Acara tersebut akan dihadiri sekitar 2.000 peserta dan undangan. Perawatan peserta berasal dari posko wilayah AAJ di seluruh Tanah Air.
Isnaini mengatakan, Munas bukan hanya seremonial, tapi juga untuk mengelola jaringan relawan dengan meletakkan Ideologi Jokowisme.
Ideologi Jokowisme, kata Isnaini, juga mengikat Relawan AAJ untuk tidak menjadi kelompok relawan yang sering dituding oportunis. Termasuk budaya “mintaminta” karena merasa sudah berjuang atau berkeringat di Pilpres 2024.
Melalui upaya pengurus untuk mengelola secara manajerial, kata Isnaini, diharapkan AAJ bisa memberdayakan diri. Meski dalam lingkup paling kecil yakni lingkungan terdekat di mana mereka tinggal. Atas dasar inilah maka dalam kesempatan Munas, akan dihadirkan pemateri yang menguliti platform digital.
"Pergerakan memberdayakan ini adalah salah satu implementasi Ideologi Jokowisme. Tidak berhenti pada tataran narasi tetapi harus diyakini akan keniscayaan bisa dilakukan. Dan kami selalu mengingatkan diri bahwa kepada pemerintah nantinya, yang kami lakukan adalah pendekatan program. Bukan pendekatan person to person yang sifatnya individual,” kata Isnaini.
Pada sesi penutupan Munas, kata Isnaini, pihaknya mengundang Ketua Umum Partai Solidaritas Indonesia (PSI) Kaesang Pangarep sekaligus untuk menyampaikan pidato politik.

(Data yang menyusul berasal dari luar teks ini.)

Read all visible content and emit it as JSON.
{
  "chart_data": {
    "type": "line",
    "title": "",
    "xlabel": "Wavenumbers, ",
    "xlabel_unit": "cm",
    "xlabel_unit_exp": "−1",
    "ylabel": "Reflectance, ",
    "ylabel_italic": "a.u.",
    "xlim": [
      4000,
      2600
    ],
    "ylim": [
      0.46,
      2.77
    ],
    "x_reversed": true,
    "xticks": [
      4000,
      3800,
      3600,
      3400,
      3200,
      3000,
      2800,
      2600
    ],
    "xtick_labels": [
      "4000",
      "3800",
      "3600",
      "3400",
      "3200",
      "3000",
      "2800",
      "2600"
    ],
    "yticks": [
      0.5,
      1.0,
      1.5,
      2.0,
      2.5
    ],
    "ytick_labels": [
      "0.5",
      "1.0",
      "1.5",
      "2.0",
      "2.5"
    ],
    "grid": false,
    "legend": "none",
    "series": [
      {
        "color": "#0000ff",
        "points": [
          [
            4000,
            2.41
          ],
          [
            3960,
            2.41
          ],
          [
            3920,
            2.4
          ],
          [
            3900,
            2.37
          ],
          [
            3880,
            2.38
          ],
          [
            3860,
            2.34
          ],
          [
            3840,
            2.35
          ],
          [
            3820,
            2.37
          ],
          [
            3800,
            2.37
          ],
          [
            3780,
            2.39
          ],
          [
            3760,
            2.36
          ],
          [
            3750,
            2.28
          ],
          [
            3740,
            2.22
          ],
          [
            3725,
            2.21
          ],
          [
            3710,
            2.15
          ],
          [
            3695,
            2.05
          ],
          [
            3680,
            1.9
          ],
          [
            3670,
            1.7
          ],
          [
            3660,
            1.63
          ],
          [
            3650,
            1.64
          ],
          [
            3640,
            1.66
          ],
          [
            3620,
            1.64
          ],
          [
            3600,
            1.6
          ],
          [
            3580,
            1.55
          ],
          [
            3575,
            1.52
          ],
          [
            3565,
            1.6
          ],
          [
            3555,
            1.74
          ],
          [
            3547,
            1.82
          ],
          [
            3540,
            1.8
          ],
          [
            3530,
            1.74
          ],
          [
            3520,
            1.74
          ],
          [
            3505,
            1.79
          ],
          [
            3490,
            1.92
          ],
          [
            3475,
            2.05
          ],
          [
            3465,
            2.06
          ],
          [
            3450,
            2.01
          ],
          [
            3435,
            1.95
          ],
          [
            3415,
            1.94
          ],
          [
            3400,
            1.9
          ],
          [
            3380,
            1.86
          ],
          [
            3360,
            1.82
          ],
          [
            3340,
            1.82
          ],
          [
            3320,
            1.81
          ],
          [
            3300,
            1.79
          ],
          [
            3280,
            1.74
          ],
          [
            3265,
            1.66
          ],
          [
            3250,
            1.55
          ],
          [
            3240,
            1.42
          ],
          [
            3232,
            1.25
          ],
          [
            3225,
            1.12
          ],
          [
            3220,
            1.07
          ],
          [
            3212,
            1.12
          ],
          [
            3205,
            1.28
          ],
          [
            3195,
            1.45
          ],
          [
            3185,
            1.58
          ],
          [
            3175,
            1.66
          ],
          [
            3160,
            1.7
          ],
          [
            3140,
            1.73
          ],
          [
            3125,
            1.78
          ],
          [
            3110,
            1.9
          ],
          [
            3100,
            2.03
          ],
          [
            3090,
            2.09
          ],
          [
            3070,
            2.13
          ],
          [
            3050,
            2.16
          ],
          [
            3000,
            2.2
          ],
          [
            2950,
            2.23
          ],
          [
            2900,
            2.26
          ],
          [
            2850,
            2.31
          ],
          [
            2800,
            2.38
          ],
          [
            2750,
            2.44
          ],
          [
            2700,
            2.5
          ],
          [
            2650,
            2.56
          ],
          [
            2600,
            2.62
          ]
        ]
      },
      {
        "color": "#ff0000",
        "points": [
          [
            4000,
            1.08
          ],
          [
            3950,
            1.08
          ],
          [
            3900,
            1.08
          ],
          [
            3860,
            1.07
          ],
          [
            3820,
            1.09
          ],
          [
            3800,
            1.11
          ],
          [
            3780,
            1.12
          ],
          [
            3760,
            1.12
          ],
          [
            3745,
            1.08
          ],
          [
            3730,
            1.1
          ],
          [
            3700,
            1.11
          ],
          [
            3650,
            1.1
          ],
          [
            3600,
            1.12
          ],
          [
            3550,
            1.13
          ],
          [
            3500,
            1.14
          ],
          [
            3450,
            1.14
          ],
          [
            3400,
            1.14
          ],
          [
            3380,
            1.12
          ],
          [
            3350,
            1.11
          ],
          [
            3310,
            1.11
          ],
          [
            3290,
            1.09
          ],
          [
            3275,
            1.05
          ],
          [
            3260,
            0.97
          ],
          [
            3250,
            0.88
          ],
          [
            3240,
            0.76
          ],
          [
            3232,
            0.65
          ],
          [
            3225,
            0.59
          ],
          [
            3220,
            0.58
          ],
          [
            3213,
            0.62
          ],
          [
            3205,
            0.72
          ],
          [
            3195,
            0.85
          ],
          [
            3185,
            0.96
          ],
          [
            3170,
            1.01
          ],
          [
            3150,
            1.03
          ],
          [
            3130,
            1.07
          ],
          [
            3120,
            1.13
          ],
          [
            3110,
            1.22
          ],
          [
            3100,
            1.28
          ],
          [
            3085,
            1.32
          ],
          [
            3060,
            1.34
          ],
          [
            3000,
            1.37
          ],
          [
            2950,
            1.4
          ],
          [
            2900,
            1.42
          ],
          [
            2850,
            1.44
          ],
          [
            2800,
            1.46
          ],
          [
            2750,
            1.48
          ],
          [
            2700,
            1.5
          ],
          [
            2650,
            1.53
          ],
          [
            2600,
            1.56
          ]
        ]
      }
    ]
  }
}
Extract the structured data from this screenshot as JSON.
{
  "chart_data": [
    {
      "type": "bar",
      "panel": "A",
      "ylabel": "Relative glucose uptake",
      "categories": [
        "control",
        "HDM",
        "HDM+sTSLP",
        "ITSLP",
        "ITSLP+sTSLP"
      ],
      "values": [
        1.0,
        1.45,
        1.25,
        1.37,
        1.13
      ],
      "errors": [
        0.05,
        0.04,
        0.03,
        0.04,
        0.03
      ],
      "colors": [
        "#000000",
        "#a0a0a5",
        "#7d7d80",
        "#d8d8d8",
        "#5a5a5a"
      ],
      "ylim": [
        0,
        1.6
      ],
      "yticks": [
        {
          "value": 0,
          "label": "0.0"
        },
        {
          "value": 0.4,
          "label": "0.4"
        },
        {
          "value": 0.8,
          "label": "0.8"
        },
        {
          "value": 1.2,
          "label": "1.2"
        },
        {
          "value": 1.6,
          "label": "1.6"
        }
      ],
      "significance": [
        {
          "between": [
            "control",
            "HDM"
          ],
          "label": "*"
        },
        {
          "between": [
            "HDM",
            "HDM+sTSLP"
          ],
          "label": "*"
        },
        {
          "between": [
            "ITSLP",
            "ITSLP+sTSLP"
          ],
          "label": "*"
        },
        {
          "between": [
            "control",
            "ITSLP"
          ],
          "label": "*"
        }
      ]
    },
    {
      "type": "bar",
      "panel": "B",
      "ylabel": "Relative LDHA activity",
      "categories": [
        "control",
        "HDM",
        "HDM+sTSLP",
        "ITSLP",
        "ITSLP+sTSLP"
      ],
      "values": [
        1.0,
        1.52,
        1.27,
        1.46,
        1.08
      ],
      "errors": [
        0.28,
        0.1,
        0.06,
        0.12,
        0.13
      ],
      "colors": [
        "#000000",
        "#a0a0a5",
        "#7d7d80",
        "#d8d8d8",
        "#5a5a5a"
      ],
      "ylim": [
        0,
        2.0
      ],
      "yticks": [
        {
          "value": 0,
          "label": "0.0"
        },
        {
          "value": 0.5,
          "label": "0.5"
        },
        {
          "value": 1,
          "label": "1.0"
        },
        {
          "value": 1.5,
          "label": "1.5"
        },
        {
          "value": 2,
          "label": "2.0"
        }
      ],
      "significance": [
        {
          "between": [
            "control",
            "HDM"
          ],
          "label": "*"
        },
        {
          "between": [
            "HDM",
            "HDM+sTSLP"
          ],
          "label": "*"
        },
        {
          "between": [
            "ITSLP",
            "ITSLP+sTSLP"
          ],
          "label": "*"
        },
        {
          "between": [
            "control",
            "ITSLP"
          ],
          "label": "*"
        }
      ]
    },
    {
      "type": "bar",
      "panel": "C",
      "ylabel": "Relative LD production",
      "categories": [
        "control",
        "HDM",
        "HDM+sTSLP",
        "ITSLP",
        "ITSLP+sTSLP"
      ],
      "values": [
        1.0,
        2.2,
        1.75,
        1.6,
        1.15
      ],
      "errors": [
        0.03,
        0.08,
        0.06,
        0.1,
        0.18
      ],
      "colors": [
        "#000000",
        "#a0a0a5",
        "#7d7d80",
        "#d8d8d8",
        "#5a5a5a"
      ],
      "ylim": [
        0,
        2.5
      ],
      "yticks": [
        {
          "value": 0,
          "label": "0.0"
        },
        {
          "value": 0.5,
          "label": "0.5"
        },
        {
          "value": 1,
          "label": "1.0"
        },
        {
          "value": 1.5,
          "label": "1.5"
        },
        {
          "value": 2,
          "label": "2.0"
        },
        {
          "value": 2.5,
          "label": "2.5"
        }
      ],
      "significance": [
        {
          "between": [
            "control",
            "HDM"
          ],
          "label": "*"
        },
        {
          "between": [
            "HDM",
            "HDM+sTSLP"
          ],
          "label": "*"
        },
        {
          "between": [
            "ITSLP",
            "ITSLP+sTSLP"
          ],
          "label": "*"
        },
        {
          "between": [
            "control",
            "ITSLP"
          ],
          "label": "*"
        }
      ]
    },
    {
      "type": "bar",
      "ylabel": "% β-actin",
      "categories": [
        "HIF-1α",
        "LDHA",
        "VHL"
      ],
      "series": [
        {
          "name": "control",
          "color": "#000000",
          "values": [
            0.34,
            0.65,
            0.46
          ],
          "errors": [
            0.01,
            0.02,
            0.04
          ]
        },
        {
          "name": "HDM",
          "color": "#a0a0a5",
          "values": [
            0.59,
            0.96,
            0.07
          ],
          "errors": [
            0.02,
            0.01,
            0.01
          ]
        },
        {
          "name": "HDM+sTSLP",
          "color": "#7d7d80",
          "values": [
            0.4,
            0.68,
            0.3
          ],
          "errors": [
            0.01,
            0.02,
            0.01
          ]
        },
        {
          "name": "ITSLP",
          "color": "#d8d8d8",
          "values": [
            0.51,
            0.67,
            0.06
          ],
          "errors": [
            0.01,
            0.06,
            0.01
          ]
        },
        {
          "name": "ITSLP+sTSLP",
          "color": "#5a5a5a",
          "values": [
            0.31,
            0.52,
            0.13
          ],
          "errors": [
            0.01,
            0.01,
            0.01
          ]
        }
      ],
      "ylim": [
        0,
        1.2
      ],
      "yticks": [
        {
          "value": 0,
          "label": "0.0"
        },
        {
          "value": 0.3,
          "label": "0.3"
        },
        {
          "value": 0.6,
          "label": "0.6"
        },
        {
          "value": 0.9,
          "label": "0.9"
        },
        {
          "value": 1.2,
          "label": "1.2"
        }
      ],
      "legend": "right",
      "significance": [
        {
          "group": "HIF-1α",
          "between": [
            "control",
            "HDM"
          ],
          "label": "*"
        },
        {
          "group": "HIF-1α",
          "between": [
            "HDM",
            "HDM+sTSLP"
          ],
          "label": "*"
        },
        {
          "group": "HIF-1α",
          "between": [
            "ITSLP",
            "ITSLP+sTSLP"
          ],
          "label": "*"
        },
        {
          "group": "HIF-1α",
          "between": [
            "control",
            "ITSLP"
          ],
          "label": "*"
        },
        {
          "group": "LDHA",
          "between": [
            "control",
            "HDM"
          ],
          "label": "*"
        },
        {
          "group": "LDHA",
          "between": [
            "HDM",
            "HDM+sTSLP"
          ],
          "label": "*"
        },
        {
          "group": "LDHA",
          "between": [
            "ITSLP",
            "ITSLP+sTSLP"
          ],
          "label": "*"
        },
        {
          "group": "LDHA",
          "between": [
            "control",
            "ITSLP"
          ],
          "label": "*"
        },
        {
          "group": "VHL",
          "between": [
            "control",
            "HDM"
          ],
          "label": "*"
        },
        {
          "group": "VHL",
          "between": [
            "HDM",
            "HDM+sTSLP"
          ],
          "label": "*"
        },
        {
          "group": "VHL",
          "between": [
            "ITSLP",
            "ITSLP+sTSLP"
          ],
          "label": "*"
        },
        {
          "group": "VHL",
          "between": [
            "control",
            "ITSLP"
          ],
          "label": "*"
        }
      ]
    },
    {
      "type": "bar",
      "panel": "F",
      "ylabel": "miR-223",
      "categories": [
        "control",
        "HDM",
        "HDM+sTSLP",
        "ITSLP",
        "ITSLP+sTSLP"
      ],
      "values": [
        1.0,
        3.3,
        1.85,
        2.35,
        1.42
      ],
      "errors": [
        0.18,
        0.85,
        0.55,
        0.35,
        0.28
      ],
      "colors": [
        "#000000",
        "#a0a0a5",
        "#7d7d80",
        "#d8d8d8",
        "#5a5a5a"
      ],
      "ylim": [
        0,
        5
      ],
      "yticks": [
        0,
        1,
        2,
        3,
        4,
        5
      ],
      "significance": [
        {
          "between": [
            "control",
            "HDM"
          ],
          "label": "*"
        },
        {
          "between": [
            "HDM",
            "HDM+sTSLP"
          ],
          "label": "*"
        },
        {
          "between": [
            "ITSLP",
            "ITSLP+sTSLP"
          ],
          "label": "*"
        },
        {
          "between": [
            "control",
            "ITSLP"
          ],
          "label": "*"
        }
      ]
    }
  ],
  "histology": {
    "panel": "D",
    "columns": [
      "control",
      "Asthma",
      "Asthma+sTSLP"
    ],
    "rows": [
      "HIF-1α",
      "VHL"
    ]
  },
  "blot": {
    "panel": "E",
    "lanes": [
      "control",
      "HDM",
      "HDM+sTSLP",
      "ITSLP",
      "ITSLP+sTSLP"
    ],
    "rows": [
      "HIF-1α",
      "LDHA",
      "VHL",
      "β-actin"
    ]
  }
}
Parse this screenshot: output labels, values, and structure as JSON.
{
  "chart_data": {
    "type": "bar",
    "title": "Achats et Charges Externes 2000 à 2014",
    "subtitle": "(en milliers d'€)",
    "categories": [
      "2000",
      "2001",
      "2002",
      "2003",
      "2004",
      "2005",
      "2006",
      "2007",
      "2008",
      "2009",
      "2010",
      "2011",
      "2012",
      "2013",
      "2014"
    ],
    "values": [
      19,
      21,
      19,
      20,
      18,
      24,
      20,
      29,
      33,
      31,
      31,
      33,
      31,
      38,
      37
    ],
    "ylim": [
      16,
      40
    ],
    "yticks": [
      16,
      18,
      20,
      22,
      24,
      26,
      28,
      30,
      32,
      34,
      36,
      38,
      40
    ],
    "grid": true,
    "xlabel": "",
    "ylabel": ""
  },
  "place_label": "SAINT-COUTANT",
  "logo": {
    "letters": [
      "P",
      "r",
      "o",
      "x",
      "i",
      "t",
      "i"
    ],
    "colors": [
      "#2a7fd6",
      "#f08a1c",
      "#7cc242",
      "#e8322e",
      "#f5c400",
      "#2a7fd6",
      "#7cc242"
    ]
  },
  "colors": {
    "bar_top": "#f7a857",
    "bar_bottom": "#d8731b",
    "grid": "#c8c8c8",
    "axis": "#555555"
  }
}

“Kenapa Mas Kaesang, nanti akan ada lagi penjelasan lanjutan. Kami berharap bahwa kehadiran Bapak Presiden akan melecut spirit kami dalam membangun AAJ pada rel yang benar. Rel ideologis akan menjadi landasan semangat dalam kerja-kerja lapangan kami. Tentu ini butuh kerja manajemen yang dikelola dengan matrikulasi sistemik dan transparan,” kata Isnaini.